The woman, believed to be in her 50s, was reportedly turned away twice from Darrent Valley Hospital in Dartford before being referred to Queen Elizabeth Hospital in Woolwich by her GP.

She was then transferred to a specialist tropical diseases unit at University College London Hospitals (UCLH) but she died over the weekend.

A statement by South London Healthcare Trust, which owns the Woolwich hospital, said: “A patient attended the Emergency Department with possible rabies. She was later transferred to a specialist centre for infectious diseases where rabies was confirmed.

“As a precaution and on the advice of the Health Protection Agency, healthcare staff who have been in contact with the patient have been reassured, assessed and offered vaccination if appropriate.”
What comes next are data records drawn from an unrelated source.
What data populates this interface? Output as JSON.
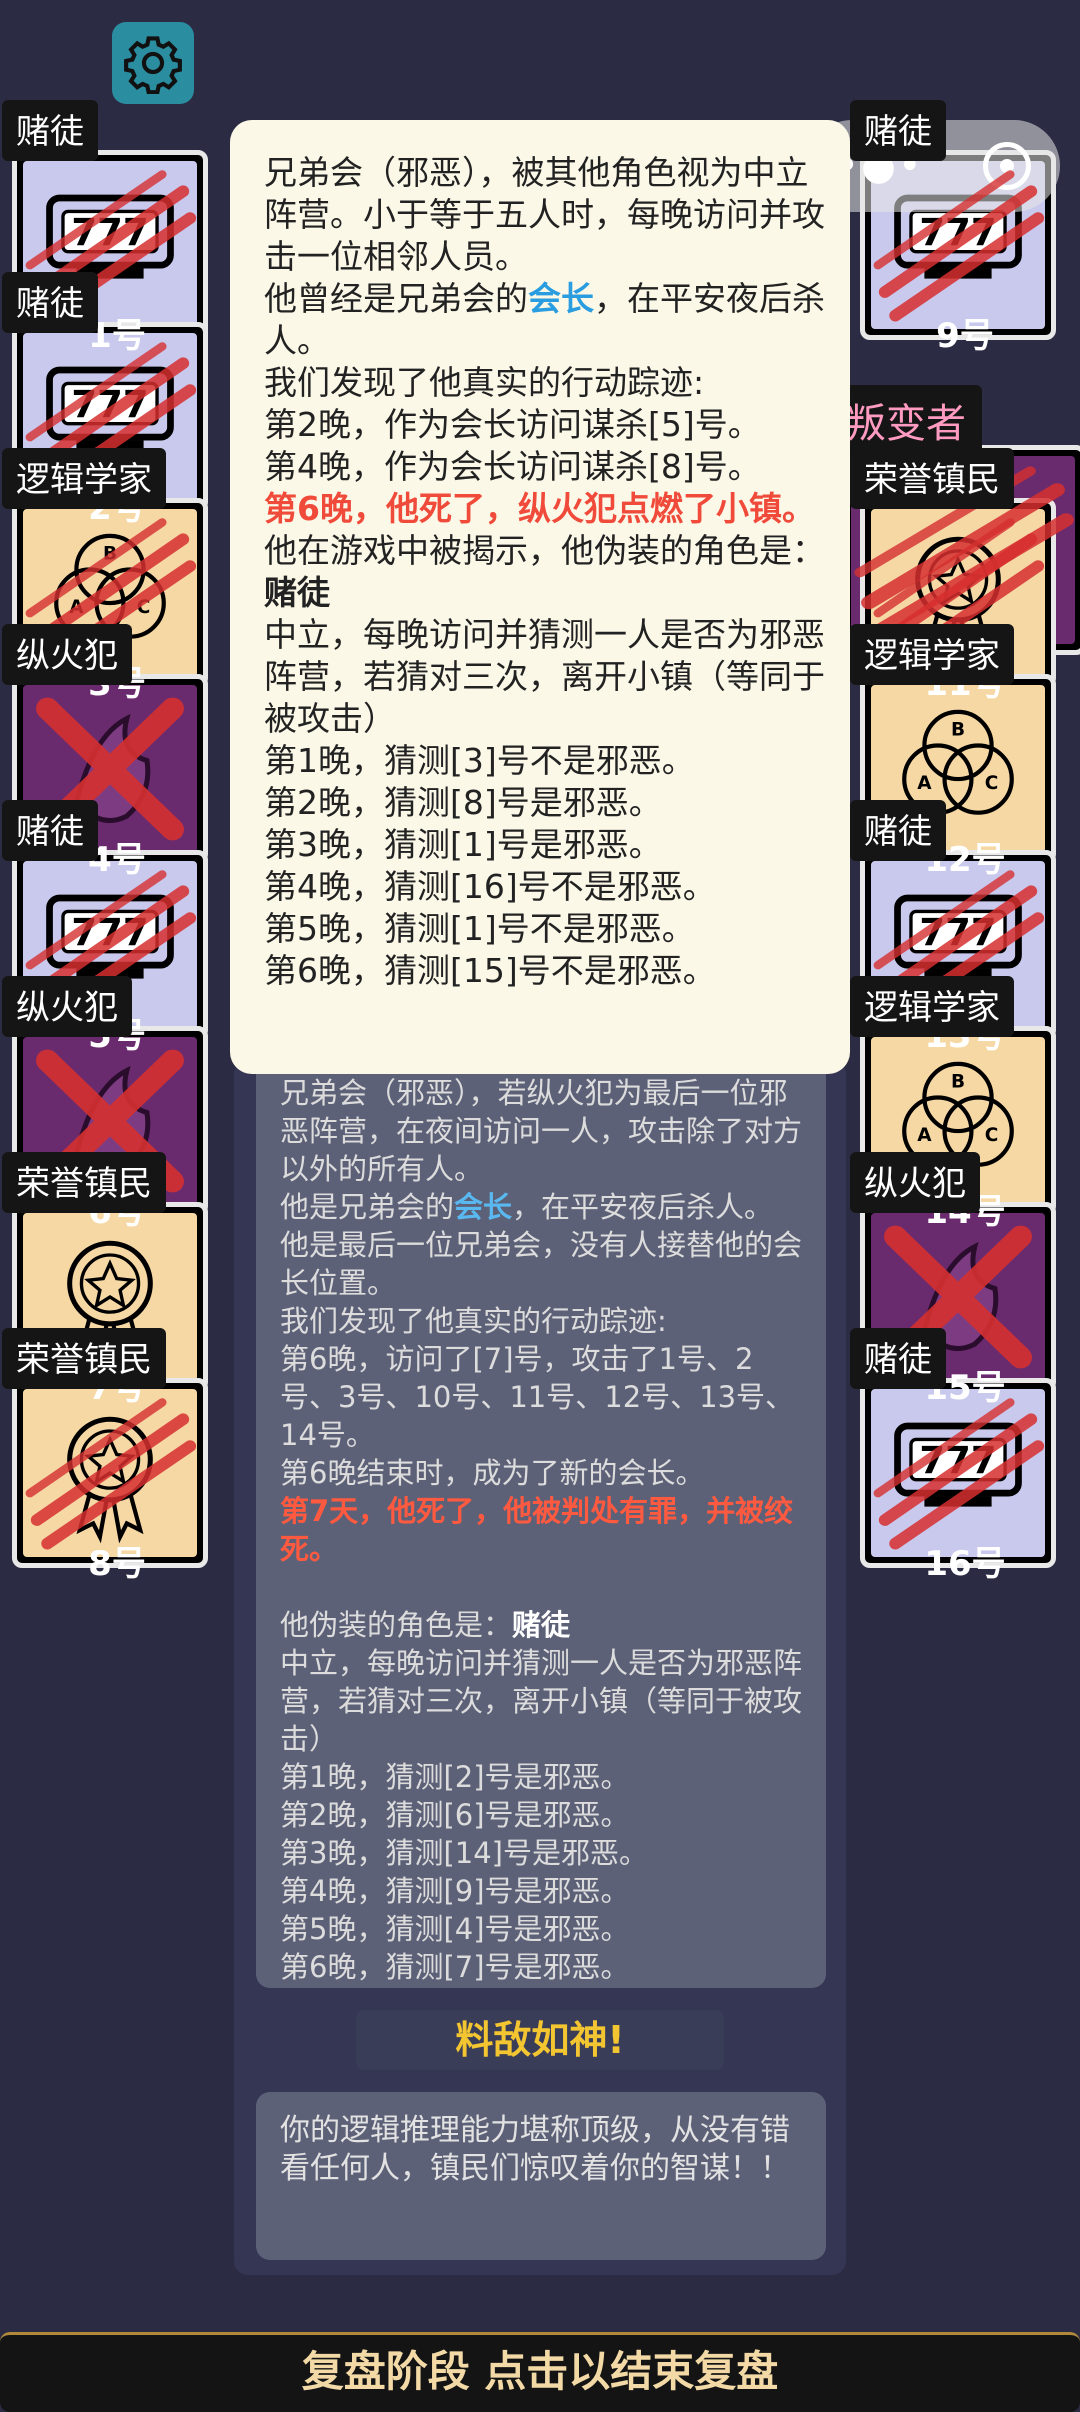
{
  "colors": {
    "background": "#2b2c44",
    "gambler": "#c9c9ee",
    "logician": "#f6d8a5",
    "arsonist": "#6a2b6e",
    "traitor": "#6a2b6e",
    "claw": "#d63030",
    "highlight_blue": "#2a9ce0",
    "highlight_red": "#f04a3a",
    "verdict_gold": "#f3c531"
  },
  "players": [
    {
      "num": "1号",
      "role": "赌徒",
      "art": "slot",
      "dead": "claw"
    },
    {
      "num": "2号",
      "role": "赌徒",
      "art": "slot",
      "dead": "claw"
    },
    {
      "num": "3号",
      "role": "逻辑学家",
      "art": "venn",
      "dead": "claw"
    },
    {
      "num": "4号",
      "role": "纵火犯",
      "art": "fire",
      "dead": "x"
    },
    {
      "num": "5号",
      "role": "赌徒",
      "art": "slot",
      "dead": "claw"
    },
    {
      "num": "6号",
      "role": "纵火犯",
      "art": "fire",
      "dead": "x"
    },
    {
      "num": "7号",
      "role": "荣誉镇民",
      "art": "medal",
      "dead": "none"
    },
    {
      "num": "8号",
      "role": "荣誉镇民",
      "art": "medal",
      "dead": "claw"
    },
    {
      "num": "9号",
      "role": "赌徒",
      "art": "slot",
      "dead": "claw"
    },
    {
      "num": "10号",
      "role": "叛变者",
      "art": "mask",
      "dead": "claw"
    },
    {
      "num": "11号",
      "role": "荣誉镇民",
      "art": "medal",
      "dead": "claw"
    },
    {
      "num": "12号",
      "role": "逻辑学家",
      "art": "venn",
      "dead": "none"
    },
    {
      "num": "13号",
      "role": "赌徒",
      "art": "slot",
      "dead": "claw"
    },
    {
      "num": "14号",
      "role": "逻辑学家",
      "art": "venn",
      "dead": "none"
    },
    {
      "num": "15号",
      "role": "纵火犯",
      "art": "fire",
      "dead": "x"
    },
    {
      "num": "16号",
      "role": "赌徒",
      "art": "slot",
      "dead": "claw"
    }
  ],
  "popup": {
    "line1": "兄弟会（邪恶），被其他角色视为中立阵营。小于等于五人时，每晚访问并攻击一位相邻人员。",
    "line2_a": "他曾经是兄弟会的",
    "line2_hl": "会长",
    "line2_b": "，在平安夜后杀人。",
    "line3": "我们发现了他真实的行动踪迹:",
    "line4": "第2晚，作为会长访问谋杀[5]号。",
    "line5": "第4晚，作为会长访问谋杀[8]号。",
    "line6": "第6晚，他死了，纵火犯点燃了小镇。",
    "line7": "他在游戏中被揭示，他伪装的角色是：",
    "line7_role": "赌徒",
    "line8": "中立，每晚访问并猜测一人是否为邪恶阵营，若猜对三次，离开小镇（等同于被攻击）",
    "guesses": [
      "第1晚，猜测[3]号不是邪恶。",
      "第2晚，猜测[8]号是邪恶。",
      "第3晚，猜测[1]号是邪恶。",
      "第4晚，猜测[16]号不是邪恶。",
      "第5晚，猜测[1]号不是邪恶。",
      "第6晚，猜测[15]号不是邪恶。"
    ]
  },
  "panel": {
    "line1": "兄弟会（邪恶），若纵火犯为最后一位邪恶阵营，在夜间访问一人，攻击除了对方以外的所有人。",
    "line2_a": "他是兄弟会的",
    "line2_hl": "会长",
    "line2_b": "，在平安夜后杀人。他是最后一位兄弟会，没有人接替他的会长位置。",
    "line3": "我们发现了他真实的行动踪迹:",
    "line4": "第6晚，访问了[7]号，攻击了1号、2号、3号、10号、11号、12号、13号、14号。",
    "line5": "第6晚结束时，成为了新的会长。",
    "line6": "第7天，他死了，他被判处有罪，并被绞死。",
    "line7": "他伪装的角色是：",
    "line7_role": "赌徒",
    "line8": "中立，每晚访问并猜测一人是否为邪恶阵营，若猜对三次，离开小镇（等同于被攻击）",
    "guesses": [
      "第1晚，猜测[2]号是邪恶。",
      "第2晚，猜测[6]号是邪恶。",
      "第3晚，猜测[14]号是邪恶。",
      "第4晚，猜测[9]号是邪恶。",
      "第5晚，猜测[4]号是邪恶。",
      "第6晚，猜测[7]号是邪恶。"
    ]
  },
  "verdict": "料敌如神!",
  "summary": "你的逻辑推理能力堪称顶级，从没有错看任何人，镇民们惊叹着你的智谋！！",
  "bottom_bar": "复盘阶段 点击以结束复盘",
  "icons": {
    "settings": "gear-icon",
    "menu": "more-dots-icon",
    "close": "target-icon"
  }
}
Queen Elizabeth assures patients, visitors and staff that they are not under risk of catching the disease.

Rabies is usually transferred from the bite of an infected animal and is rarely transferred from human to human.

Darrent Valley says it has launched an investigation into why the woman was not diagnosed but unless a patient says they have been bitten by an animal they will not test for rabies.

Her family have requested privacy according to UCLH.

Just 24 cases of rabies have been reported since 1946 and only five have occurred since 2000.

Almost all of the cases in Britain this century have been contracted from overseas, with the sole exception being a man who died from a bat bite in Scotland in 2002. Dogs are the most common transmitter of the disease.